Stacy Schiff
Stacy Schiff is a Pulitzer Prize winning biographer and historian known for her meticulous research and richly detailed, vivid writing. Her books explore the hidden lives of many overlooked figures from history, with biographies of women and historical personalities from the ancient Greek world to the late twentieth century. She is hailed as one of the finest biographers of our time and has won numerous awards for her work, including the Pulitzer Prize for biography for her work Cleopatra: A Life.

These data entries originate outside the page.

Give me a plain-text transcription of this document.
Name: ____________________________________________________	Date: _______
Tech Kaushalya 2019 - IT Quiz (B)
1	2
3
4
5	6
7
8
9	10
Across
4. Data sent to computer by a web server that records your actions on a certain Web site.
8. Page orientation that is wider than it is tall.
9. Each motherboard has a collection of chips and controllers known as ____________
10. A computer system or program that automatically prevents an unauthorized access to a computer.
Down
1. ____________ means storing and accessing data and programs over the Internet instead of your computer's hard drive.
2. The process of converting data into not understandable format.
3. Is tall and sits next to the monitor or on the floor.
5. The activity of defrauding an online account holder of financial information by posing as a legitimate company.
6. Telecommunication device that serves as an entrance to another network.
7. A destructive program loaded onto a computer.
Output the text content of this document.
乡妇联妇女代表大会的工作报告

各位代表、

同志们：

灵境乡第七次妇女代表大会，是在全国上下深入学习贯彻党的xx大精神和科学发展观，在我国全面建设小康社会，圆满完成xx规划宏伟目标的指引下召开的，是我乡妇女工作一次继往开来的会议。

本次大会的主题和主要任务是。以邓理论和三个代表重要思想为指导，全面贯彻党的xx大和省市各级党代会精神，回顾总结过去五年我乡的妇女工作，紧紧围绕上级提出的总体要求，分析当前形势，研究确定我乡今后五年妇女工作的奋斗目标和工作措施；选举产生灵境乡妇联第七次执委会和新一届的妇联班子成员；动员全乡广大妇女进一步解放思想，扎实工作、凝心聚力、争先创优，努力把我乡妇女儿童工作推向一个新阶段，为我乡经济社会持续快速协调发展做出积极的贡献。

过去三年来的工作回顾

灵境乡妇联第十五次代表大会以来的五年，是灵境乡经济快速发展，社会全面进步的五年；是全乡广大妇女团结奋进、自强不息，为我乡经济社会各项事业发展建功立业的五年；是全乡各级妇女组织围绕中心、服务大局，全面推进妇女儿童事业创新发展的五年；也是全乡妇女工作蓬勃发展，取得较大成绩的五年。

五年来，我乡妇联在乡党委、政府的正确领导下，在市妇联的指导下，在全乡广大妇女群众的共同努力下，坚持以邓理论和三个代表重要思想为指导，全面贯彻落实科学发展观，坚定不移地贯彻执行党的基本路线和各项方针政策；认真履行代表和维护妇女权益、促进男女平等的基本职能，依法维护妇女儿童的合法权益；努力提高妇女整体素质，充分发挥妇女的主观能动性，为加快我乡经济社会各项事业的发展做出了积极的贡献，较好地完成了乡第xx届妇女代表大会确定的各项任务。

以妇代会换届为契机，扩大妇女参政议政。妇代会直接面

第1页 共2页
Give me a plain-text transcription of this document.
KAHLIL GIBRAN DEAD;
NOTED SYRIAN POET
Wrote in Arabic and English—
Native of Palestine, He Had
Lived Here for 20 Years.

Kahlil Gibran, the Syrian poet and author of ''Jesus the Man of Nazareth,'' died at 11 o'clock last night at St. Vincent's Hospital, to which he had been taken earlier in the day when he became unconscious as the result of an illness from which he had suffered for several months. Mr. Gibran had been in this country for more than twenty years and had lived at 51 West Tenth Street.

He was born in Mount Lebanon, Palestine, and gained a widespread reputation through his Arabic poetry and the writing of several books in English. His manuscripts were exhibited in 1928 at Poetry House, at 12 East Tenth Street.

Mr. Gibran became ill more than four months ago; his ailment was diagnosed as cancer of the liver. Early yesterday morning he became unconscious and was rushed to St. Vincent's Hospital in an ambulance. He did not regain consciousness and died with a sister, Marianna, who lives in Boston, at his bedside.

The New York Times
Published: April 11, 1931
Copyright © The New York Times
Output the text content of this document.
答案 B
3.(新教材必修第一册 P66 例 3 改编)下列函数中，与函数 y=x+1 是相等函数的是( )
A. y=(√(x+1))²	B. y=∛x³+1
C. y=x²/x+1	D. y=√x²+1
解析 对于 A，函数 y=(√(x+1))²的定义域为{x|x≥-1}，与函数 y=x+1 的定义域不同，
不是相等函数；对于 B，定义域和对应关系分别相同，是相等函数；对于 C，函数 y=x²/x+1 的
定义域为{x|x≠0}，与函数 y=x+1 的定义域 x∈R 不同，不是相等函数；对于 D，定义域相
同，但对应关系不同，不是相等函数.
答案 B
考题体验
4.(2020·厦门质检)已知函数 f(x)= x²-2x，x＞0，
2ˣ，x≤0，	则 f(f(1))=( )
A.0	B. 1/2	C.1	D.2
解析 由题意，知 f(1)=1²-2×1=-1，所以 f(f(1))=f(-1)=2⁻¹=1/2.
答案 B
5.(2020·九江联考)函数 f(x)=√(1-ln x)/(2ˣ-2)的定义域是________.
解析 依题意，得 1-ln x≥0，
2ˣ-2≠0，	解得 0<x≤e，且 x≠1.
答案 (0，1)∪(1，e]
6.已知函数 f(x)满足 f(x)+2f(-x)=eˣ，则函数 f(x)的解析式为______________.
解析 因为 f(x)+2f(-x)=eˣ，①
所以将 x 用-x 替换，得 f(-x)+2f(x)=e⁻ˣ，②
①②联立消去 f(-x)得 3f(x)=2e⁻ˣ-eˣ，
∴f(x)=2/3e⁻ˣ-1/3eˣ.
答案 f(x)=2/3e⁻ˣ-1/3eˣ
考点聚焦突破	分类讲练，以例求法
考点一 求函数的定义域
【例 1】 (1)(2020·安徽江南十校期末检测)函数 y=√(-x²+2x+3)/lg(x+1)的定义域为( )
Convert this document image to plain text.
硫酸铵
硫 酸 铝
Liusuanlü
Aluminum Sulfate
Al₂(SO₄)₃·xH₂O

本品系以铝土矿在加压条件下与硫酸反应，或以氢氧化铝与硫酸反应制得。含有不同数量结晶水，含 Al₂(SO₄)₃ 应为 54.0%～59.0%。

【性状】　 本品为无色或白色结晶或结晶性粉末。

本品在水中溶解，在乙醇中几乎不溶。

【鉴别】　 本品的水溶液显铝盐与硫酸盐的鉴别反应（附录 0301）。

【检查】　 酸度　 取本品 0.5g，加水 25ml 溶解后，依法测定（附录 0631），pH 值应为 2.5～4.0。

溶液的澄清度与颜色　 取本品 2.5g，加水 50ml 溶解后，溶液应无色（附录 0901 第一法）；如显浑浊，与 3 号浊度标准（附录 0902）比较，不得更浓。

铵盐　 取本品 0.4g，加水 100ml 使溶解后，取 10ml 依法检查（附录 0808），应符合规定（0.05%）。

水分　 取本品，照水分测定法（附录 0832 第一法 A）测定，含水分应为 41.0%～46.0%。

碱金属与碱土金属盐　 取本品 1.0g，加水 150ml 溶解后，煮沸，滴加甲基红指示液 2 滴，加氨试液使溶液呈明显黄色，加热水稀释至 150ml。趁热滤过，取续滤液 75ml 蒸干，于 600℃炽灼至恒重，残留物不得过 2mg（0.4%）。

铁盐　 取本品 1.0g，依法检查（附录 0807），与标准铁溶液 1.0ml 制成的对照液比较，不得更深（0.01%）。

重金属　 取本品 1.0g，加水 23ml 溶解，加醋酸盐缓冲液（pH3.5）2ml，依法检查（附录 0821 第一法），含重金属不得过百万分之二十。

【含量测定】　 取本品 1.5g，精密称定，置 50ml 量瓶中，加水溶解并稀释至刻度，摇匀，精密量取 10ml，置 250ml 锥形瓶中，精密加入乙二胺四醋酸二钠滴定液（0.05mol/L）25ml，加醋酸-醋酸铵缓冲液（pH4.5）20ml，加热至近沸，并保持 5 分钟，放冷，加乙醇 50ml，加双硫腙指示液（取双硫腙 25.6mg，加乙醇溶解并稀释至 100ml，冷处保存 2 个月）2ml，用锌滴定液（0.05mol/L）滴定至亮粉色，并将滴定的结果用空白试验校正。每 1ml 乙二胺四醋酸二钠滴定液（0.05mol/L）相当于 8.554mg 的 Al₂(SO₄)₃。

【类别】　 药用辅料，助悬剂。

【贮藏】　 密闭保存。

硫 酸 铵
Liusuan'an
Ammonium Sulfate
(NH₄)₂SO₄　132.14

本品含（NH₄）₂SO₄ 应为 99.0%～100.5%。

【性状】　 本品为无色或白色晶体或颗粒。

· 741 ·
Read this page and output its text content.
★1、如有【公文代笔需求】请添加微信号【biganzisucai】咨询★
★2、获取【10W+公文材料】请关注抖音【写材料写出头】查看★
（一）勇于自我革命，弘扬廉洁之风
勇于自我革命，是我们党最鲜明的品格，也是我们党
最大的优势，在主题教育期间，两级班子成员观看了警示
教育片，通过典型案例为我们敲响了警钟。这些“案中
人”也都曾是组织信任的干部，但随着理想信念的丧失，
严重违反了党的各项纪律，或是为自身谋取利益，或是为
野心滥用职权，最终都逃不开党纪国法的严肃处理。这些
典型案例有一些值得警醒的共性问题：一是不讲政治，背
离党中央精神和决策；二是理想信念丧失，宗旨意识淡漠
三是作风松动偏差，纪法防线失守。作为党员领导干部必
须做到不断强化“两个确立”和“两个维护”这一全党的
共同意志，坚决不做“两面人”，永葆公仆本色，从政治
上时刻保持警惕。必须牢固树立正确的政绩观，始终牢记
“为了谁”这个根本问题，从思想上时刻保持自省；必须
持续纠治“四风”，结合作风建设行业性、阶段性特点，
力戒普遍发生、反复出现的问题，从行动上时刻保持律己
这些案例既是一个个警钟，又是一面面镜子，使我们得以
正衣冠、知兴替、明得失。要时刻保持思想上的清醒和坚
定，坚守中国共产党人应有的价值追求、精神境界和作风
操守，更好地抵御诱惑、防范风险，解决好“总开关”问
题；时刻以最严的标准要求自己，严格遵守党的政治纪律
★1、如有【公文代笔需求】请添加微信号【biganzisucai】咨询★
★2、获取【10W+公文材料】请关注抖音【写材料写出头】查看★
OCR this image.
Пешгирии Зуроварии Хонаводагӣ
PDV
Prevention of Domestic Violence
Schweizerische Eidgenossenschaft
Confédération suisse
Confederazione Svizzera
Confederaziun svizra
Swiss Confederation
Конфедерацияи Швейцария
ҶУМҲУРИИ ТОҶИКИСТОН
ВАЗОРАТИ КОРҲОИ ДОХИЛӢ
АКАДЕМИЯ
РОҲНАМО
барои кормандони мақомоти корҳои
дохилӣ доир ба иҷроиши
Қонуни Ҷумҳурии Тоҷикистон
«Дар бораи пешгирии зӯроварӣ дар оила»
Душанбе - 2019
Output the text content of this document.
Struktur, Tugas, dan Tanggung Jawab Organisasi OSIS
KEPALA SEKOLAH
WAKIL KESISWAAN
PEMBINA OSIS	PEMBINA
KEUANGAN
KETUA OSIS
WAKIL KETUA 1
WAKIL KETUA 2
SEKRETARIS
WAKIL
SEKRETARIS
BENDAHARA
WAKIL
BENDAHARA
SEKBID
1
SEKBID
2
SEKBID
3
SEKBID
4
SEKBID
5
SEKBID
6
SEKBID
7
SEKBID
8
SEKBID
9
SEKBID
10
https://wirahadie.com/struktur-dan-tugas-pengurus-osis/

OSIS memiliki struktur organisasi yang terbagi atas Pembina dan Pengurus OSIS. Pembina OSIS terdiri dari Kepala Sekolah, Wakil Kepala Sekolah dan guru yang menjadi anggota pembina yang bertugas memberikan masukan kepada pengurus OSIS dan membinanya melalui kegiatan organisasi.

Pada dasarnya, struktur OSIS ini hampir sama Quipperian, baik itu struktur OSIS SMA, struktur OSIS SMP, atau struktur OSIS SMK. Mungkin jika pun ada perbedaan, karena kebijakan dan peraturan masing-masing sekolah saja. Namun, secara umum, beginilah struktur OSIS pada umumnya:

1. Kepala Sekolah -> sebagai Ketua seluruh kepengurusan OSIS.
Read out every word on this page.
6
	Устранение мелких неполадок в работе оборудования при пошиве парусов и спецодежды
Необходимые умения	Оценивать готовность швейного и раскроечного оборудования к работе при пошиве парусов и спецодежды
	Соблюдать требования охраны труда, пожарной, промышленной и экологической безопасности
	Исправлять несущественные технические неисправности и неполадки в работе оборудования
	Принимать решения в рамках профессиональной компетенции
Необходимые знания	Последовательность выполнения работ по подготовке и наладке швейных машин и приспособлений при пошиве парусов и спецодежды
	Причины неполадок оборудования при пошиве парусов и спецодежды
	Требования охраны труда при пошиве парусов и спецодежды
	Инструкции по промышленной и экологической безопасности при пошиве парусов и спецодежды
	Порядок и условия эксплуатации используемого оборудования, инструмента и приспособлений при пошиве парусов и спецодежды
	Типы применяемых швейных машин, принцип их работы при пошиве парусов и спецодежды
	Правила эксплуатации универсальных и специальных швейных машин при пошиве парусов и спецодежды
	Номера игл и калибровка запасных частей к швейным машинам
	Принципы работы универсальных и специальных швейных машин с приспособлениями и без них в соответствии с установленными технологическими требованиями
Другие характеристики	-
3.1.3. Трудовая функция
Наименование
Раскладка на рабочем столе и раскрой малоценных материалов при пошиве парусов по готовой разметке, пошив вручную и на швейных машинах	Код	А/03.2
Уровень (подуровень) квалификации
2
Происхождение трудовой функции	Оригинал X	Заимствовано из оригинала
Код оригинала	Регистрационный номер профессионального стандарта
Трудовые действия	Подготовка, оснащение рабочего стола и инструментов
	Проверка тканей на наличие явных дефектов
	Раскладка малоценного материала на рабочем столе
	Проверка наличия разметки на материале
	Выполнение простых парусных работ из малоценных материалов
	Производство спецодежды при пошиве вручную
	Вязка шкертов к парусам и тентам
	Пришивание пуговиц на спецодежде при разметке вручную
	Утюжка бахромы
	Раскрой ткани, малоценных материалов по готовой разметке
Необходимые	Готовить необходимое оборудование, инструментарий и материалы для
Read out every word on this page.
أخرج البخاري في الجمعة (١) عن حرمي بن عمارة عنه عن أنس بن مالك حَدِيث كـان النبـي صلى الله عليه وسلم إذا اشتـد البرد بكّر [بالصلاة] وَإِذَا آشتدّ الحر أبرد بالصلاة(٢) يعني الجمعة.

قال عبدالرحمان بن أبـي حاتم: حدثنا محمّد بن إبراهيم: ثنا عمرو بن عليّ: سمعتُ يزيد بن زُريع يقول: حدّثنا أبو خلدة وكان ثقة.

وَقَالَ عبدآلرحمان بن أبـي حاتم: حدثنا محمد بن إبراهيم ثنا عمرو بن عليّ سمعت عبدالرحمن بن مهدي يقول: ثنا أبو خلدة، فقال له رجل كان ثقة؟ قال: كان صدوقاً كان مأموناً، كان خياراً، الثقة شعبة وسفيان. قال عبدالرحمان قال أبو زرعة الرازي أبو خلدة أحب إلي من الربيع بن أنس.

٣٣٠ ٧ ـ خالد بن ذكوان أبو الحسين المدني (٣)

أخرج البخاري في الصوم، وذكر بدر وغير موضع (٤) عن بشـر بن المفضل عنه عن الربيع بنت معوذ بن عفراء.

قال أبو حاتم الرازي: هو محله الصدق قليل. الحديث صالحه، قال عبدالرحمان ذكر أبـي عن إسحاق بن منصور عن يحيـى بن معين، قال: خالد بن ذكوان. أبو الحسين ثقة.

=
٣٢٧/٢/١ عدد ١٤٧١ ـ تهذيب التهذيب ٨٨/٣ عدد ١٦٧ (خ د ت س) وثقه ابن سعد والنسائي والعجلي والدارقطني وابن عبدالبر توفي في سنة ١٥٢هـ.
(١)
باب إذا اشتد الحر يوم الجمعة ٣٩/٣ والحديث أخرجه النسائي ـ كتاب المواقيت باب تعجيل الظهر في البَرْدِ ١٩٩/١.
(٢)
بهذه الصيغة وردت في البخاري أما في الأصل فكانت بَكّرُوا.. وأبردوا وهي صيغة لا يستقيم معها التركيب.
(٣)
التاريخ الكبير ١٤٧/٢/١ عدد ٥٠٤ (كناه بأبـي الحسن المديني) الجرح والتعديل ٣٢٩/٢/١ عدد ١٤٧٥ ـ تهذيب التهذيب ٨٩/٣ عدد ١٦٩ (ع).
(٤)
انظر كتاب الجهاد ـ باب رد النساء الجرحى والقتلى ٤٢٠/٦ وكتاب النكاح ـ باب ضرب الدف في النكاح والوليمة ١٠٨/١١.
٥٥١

Stacy Schiff was born in Adams, Massachusetts, in 1961 and received her undergraduate degree in history from Vassar College. After completing her degree, she moved abroad to France and lived in Paris for over a decade, where she wrote and carried out a large-scale study of the Enlightenment philosopher Voltaire. She returned to New York and published a groundbreaking biography on Voltaire in 2002, called VEALT: A Life. Schiff has since gone on to write several other award-winning works of biography, including A Great Improvisation: Franklin, France and the Birth of America (which won the George Washington Book Prize in 2006) and The Witches: Salem, 1692 (which was a finalist for the 2010 Pulitzer Prize).
Perhaps Schiff’s most acclaimed biography is Cleopatra: A Life (2010), for which she won the Pulitzer Prize. Building on the insights of her work on Voltaire, Schiff used her skillful research and thorough investigations to unearth new information about the enigmatic Egyptian pharaoh. She used ancient records, documents and literary sources to construct a comprehensive picture of Cleopatra, her inner life, her beauty, her intellect and her influence on the ancient world. Schiff argued that Cleopatra is too often dismissed as a legendary beauty or femme fatale and that a deeper exploration of her life reveals her to be a highly intelligent, disciplined and powerful ruler.
Schiff has also written extensively throughout her career on the 19th century France, the Enlightenment and the history of American politics. In most of her work she has argued that history is often written to emphasize the power of men at the expense of the contributions and often extraordinary achievements of women. She has given lectures and keynote speeches emphasizing the undeniable effect women have had on history yet remain excluded from canonical histories—arguing that it is time to recognize these heroines as they really are.
In addition to her books, Schiff has written for numerous publications including The New Yorker, The Atlantic and The New York Times Book Review. She has also won several awards for her writing, including a fellowship from the New York Public Library for “scholarship of unusual merit” and a National Endowment for the Humanities fellowship.
Stacy Schiff has established herself as one of the preeminent chroniclers of history and is celebrated for her meticulous research and lyrical writing. Her books offer readers an opportunity to learn about some of the less recognized but influential figures from history and exhibit her commitment to truth as a means of uncovering long forgotten stories.